28 December 2008


we need to talk about grandparents for a moment.

a few years ago- just before christmas, on my grandfather's birthday- my grandmother fell and broke her hip and early on in the long year of the doctors putting her back together, she and i shared this nightmarish night alone together in a hospital in tupelo, mississippi. everyone else was exhausted and they all went home. so it was me and her alone at such a late hour our manners prevented us from summoning everyone back for help.

so we sat in her room just looking at each other, waiting.

it was the only time i've heard my grandmother say the word "porno."

we were both of us convinced she was going to die.

she didn't.

there are moments, random tiny fleeting glances during the hour or two we have together every three or four months now, when she catches my eye with a look that i can only feebly describe as quiet pride and unmitigated grit. i don't know what it means. only that it has something to do with the night she didn't die. something to do with me having been there.

she's a tough one. friday night, my grandfather sat in bed- tears shining in his eyes, spilling down his cheeks, falling onto his bandaged hand that was holding mine- his voice cracking as he talked about how proud he was of her.

their victories are precious. coming off calcium shots. good blood pressure readings. no fluid in the lungs.

it's funny how the world contracts when you get older. how everything is suddenly pared down to the essentials, the fundamental level of individual failing body parts.

i worry about what i'm going to do with my life. how i'm going to get to the same place as the boy i love. how i'm going to convince him to let me have four dogs.

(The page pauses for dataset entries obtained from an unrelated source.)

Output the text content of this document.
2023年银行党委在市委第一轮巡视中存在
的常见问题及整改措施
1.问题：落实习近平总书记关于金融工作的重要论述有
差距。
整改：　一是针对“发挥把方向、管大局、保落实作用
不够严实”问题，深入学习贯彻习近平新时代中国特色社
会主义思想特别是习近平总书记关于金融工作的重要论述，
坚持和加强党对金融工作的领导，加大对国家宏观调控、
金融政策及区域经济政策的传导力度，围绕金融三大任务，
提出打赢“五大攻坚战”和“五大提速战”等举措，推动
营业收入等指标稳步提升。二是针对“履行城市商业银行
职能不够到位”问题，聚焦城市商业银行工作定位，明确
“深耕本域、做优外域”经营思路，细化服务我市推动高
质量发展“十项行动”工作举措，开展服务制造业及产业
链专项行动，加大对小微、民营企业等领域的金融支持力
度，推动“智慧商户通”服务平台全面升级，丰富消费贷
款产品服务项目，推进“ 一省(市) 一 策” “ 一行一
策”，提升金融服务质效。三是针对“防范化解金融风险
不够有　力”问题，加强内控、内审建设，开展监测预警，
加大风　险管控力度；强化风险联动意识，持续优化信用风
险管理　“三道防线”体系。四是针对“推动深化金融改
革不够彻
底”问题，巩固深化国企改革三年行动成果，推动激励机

right now, my grandparents whole world- where they're going to be in three months, what they're going to be doing tomorrow- hinges upon a heart.

they've been married for eleven hundred years and it's impossible to believe there was ever a time they weren't together, because you don't think about joe without burvil. gran without pawpaw.

she's a tough cookie, he said, but the women in my family aren't always as tough as they look.

in the wee hours of friday morning, when he was hospitalized for the side-effects of a heart attack he didn't know he had suffered three weeks before, my grandmother pulled herself up to her full 4 feet, 9 inches and pulled everything together. she grabbed his toothbrush, his wallet, the phone charger, the roller-board of medicines and the neatly typed list of all their names. she rode in the ambulance. she filled out all the forms. she made it look very easy.

only later did she admit she'd forgotten to put on any underwear.